Re: [PATCH v3 16/18] scsi: ufs: Synchronize SCSI and UFS error handling

Adrian Hunter <adrian.hunter@xxxxxxxxx> · Tue, 31 Aug 2021 10:24:18 +0300

On 30/08/21 1:18 am, Bart Van Assche wrote:
> On 8/28/21 02:47, Adrian Hunter wrote:
>> There is a deadlock that seems to be related to this patch, because now
>> requests are blocked while the error handler waits on the host_sem.
> 
> Hi Adrian,
> 
> Some but not all of the issues mentioned below have been introduced by patch 16/18. Anyway, thank you for having shared your concerns.
> 
>> Example:
>>
>> ufshcd_err_handler() races with ufshcd_wl_suspend() for host_sem.
>> ufshcd_wl_suspend() wins the race but now PM requests deadlock:
>>
>> because:
>>   scsi_queue_rq() -> scsi_host_queue_ready() -> scsi_host_in_recovery() is FALSE
>>
>> because:
>>   scsi_schedule_eh() has done:
>>         scsi_host_set_state(shost, SHOST_RECOVERY) == 0 ||
>>         scsi_host_set_state(shost, SHOST_CANCEL_RECOVERY) == 0)
>>
>>
>> Some questions for thought:
>>
>> Won't any holder of host_sem deadlock if it tries to do SCSI requests
>> and the error handler is waiting on host_sem?
>>
>> Won't runtime resume deadlock if it is initiated by the error handler?
> 
> My understanding is that host_sem is used for the following purposes:
> - To prevent that sysfs attributes are read or written after shutdown
>   has started (hba->shutting_down).
> - To serialize sysfs attribute access, clock scaling, error handling,
>   the ufshcd_probe_hba() call from ufshcd_async_scan() and hibernation.
> 
> I propose to make the following changes:
> - Instead of checking the value of hba->shutting_down from inside sysfs
>   attribute callbacks, remove sysfs attributes before starting shutdown.
>   That will remove the need to check hba->shutting_down from inside
>   sysfs attribute callbacks.
> - Leave out the host_sem down() and up() calls from ufshcd_wl_suspend()
>   and ufshcd_wl_resume(). Serializing hibernation against e.g. sysfs
>   attribute access is not the responsibility of a SCSI LLD - this is the
>   responsibility of the power management core.
> - Split host_sem. I don't see how else to address the potential deadlock
>   between the error handler and runtime resume.
> 
> Do you agree with the above?

Looking some more:

sysfs and debugfs use direct access, so there is probably not a problem
there.

bsg also uses direct access but doesn't appear to have synchronization
so there is maybe a gap there.  That is an existing problem.

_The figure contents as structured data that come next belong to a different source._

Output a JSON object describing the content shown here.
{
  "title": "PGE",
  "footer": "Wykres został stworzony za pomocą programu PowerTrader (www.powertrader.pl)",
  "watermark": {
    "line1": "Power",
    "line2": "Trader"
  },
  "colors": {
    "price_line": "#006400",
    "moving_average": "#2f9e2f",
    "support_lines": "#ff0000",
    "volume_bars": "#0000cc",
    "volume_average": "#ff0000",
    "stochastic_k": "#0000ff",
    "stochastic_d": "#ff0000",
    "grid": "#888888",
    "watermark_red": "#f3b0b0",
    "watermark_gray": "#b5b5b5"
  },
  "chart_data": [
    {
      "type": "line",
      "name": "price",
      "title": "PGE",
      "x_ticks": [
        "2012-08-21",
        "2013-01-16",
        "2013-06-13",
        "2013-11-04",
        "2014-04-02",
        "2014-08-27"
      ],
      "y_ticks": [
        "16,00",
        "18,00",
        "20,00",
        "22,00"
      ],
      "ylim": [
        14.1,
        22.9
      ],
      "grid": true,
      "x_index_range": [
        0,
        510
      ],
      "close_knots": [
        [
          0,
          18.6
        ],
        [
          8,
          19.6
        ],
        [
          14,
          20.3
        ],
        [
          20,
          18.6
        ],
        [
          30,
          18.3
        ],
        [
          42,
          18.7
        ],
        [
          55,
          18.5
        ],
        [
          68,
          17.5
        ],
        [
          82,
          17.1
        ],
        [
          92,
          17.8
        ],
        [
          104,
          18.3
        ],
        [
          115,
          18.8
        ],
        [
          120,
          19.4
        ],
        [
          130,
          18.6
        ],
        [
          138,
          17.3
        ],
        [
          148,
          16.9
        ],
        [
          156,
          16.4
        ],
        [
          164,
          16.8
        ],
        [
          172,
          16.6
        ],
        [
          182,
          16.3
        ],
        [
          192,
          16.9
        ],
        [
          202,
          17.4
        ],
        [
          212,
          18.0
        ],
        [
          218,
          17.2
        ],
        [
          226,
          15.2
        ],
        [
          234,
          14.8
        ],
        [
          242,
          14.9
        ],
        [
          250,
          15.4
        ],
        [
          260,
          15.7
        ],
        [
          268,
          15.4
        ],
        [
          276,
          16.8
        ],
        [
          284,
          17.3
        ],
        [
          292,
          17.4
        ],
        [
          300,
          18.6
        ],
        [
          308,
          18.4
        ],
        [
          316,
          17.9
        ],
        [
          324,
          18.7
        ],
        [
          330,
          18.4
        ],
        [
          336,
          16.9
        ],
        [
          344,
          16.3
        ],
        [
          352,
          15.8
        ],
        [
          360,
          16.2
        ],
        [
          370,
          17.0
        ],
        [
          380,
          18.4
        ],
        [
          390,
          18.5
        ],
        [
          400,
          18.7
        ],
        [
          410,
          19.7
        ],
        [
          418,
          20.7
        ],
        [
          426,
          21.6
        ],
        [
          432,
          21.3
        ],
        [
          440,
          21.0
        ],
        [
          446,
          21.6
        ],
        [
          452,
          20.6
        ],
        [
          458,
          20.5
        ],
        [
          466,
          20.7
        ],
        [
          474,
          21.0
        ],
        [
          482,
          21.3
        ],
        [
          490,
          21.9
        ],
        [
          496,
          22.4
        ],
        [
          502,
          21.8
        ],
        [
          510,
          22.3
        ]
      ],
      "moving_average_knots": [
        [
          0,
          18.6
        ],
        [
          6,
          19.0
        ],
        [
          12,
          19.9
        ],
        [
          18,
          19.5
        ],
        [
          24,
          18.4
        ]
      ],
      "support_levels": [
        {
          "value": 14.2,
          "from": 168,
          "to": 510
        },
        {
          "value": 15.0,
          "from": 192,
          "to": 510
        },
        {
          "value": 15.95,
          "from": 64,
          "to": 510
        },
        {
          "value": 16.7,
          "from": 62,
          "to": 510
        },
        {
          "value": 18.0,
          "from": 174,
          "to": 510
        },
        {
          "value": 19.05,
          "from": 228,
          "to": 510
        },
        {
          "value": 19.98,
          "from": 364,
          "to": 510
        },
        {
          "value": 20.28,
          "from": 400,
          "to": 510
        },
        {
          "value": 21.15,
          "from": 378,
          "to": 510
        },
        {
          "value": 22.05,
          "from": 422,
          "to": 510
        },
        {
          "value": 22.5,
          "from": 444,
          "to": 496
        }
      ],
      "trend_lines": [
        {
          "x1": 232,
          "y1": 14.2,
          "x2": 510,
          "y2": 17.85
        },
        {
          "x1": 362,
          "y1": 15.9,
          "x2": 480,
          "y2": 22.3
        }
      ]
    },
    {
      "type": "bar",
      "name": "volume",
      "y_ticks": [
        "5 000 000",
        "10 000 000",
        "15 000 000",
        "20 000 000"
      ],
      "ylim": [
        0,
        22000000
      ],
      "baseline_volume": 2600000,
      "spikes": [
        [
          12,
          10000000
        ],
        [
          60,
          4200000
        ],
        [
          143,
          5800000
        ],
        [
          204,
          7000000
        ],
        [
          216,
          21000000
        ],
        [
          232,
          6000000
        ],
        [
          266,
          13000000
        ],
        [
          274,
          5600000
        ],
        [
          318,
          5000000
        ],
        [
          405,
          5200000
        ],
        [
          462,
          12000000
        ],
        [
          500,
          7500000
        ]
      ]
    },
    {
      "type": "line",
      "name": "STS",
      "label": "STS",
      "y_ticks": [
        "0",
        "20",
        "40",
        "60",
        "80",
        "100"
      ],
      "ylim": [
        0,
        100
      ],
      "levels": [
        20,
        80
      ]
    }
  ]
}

As an aside, the current synchronization for direct access doesn't make
complete sense because the lock (host_sem) remains held across retries
(e.g. ufshcd_query_descriptor_retry) preventing error handling between
retries.  That is an existing problem.

ufshcd_wl_suspend() and ufshcd_wl_shutdown() could wait for error handling
and then disable it somehow. ufshcd_wl_resume() would have to enable it.

That leaves runtime PM.  Since the error handler can block runtime resume,
it cannot wait for runtime resume, it must exit.  Another complication is
that the PM workqueue (pm_wq) gets frozen early during system suspend, so
requesting an asynchronous runtime resume won't necessarily make any
progress.

How does splitting the host_sem address the potential deadlock
between the error handler and runtime resume?